WTI Crude Oil Futures Retook $100 Amid Strait of Hormuz Closure. 5/12/26
Why It Matters
The sustained premium on front‑month WTI underscores heightened geopolitical risk, tightening short‑term supply and prompting higher input costs for refiners and downstream industries worldwide.
Key Takeaways
- •WTI June futures surged past $100, highest daily gain since May 4
- •Closure of Strait of Hormuz extended to 11 weeks, boosting prices
- •President labeled Iran ceasefire proposal “weak” and “on life support.”
- •Near‑term WTI contracts in backwardation, reflecting short‑term supply tightness
- •EIA forecasts 10.5 million bpd production shut‑ins through April, recovery June
Summary
June WTI crude futures reclaimed the $100 barrier on May 12, posting the strongest intraday gain since May 4. The contract opened near $98, rose to $102.72, and closed up roughly 4.4% as the market reacted to geopolitical tension in the Middle East.
The rally was driven by the U.S. administration’s decision to reject Iran’s latest peace overture, extending the closure of the Strait of Hormuz into its 11th week. Prices jumped 4.74% on the day, with the low briefly at $98, a 0.7% rise from the previous settlement.
In remarks to reporters, the president described Iran’s cease‑fire proposal as “the weakest” and “on life support.” Tanker traffic from the UAE, Saudi Arabia and Qatar has only partially resumed, keeping volumes well below pre‑conflict levels. The front‑month WTI curve remains in backwardation, signaling traders’ belief that supply tightness will persist.
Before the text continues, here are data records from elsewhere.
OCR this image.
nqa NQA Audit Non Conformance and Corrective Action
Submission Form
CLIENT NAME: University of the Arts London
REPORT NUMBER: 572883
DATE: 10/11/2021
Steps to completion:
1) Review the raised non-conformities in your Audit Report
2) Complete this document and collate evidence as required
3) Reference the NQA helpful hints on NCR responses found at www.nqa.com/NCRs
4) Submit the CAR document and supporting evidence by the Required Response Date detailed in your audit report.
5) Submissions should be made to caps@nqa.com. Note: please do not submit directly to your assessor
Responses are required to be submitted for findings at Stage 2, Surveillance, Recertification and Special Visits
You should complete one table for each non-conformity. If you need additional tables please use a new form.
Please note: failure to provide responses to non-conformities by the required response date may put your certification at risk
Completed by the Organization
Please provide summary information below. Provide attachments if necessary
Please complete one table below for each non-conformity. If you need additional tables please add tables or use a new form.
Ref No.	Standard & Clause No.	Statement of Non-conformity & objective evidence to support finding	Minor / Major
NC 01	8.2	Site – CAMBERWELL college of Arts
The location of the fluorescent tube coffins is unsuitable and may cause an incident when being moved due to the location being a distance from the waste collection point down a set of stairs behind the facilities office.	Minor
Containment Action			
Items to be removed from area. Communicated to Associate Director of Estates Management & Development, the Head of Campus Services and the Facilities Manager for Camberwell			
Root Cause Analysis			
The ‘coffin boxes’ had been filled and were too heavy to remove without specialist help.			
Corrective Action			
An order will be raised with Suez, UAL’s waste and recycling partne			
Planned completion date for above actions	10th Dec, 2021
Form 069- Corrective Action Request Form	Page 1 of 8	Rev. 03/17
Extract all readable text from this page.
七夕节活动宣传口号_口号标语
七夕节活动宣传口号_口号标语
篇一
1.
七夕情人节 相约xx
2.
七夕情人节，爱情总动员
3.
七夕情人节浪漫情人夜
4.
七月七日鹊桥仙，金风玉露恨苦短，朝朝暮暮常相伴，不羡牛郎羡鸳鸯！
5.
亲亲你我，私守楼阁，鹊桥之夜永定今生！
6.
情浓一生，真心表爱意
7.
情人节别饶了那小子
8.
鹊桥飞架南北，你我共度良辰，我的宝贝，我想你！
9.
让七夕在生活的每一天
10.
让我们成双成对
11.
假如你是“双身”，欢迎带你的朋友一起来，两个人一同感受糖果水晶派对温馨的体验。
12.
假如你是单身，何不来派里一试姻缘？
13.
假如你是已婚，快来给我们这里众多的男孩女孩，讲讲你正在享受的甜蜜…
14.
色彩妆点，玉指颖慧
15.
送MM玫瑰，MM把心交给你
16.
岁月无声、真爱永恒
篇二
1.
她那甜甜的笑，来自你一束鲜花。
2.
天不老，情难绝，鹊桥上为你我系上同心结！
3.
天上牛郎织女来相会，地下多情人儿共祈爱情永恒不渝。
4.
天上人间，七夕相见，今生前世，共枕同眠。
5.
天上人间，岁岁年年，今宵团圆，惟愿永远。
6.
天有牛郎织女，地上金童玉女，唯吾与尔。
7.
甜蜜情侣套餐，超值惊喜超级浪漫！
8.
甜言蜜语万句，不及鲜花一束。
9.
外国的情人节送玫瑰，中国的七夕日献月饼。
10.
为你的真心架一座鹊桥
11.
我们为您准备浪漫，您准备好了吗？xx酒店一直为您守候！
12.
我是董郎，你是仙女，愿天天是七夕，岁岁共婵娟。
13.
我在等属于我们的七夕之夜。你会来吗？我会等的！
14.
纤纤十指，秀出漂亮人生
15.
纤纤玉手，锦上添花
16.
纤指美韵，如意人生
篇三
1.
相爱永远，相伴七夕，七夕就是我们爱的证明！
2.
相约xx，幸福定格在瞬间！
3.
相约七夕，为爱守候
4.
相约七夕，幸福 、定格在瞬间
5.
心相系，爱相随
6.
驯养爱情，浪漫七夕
The Energy Information Administration projects a combined 10.5 million barrels‑per‑day production shut‑in across Iraq, Saudi Arabia, Kuwait, the UAE, Qatar and Bahrain for April, with a gradual lift beginning in June. Until physical flows through the strait normalize, the premium on near‑term contracts is likely to stay, pressuring refiners and influencing global oil pricing.